The Kachin
For centuries, the Kachin, who number about 1,600,000, lived in relative peace in the northern Myanmar mountains near the border with China. After Myanmar gained independence from the British in 1948, they were promised equality and self determination. Today Guardian paper says that Kachin face slow genocide. China in the past used to allow the survivors to cross over to China but it no longer allows that freedom, trapping the displaced people.
Historically, Burma was never a country but a group of kingdoms. Kachin people had their own kingdom for centuries. Currently, 40% of the population of Burma are minorities and 60% are Burman. American Baptists brought Christianity to Burma in the early nineteenth century.
The United States Commission on International Religious Freedom issued a report on Christian persecution in Myanmar.
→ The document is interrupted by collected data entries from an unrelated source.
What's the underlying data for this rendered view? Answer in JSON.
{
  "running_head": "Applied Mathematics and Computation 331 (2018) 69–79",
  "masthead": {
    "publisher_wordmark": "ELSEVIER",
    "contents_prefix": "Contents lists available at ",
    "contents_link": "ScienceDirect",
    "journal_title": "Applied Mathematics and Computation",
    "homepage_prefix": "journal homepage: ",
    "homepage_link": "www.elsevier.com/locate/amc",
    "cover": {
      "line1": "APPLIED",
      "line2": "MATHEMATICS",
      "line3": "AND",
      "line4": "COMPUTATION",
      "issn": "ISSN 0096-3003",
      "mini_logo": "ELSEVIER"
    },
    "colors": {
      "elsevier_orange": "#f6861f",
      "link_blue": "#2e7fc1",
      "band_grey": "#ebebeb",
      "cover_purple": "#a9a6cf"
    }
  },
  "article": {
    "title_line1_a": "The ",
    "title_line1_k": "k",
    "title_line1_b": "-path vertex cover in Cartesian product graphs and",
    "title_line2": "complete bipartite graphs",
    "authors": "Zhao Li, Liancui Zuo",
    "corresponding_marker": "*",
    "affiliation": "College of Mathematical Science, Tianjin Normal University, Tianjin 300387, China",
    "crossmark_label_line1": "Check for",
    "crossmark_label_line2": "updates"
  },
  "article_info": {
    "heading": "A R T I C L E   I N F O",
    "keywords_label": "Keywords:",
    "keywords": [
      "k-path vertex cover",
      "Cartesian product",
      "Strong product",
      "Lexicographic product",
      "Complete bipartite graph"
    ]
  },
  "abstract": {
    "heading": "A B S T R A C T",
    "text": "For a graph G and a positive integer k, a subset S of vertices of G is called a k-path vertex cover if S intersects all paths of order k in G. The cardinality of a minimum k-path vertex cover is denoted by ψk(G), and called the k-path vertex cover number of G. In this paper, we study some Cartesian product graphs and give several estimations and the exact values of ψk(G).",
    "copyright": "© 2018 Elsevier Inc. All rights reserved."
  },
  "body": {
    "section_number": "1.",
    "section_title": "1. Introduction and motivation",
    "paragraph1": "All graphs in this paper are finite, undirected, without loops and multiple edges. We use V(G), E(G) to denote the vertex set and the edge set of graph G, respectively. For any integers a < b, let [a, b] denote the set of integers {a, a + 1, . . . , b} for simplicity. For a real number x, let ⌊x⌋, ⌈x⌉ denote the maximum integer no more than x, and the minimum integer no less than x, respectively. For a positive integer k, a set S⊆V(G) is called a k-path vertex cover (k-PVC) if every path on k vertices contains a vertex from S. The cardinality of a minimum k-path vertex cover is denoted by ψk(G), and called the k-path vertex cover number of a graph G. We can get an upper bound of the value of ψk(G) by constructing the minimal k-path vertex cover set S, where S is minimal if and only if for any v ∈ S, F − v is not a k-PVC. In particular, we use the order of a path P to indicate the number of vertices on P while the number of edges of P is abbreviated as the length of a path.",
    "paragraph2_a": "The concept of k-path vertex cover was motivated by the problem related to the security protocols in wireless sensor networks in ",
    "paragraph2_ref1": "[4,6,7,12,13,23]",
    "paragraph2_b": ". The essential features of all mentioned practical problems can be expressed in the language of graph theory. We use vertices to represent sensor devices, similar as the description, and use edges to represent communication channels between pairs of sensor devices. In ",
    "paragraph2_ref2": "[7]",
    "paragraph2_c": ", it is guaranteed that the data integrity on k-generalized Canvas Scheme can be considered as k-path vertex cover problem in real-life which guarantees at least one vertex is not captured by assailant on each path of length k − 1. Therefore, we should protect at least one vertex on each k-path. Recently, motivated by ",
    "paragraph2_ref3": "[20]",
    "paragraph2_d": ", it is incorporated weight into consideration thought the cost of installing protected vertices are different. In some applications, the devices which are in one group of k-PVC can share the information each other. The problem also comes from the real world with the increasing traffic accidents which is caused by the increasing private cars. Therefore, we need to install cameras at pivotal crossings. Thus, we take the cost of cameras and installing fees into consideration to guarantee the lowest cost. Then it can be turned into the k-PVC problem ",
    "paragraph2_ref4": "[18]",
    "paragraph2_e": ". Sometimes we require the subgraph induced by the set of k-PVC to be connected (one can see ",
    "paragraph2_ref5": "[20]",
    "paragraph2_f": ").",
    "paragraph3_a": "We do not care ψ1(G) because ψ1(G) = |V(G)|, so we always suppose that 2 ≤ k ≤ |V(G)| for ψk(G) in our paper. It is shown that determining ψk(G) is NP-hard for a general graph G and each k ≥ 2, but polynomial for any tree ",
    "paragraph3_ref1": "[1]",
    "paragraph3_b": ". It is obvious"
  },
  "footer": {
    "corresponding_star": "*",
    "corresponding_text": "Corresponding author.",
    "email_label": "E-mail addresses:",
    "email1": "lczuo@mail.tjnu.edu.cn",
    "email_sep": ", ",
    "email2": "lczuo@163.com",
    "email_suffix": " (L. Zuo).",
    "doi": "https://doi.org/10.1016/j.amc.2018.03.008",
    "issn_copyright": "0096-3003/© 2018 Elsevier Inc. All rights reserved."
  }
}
They concluded that Christians in Burma at the hands of Buddhist nationalists are facing:
- Discrimination in employment
- Forced conversions
- Violence and desecration of churches in their communities.
- Mass displacement from their lands.
- More than 300 Christian churches have been destroyed in Burma’s Kachin state, where the country’s Christian population is concentrated.
- Hundreds and thousands of civilians, mostly Christian, have fled and sought refuge from the onslaught.
- Most of the refugees in the United States are Christian survivors of persecution.
Now the Burmese military has warned the Kachin Baptist Convention (KBC) to halt humanitarian work for the displaced people.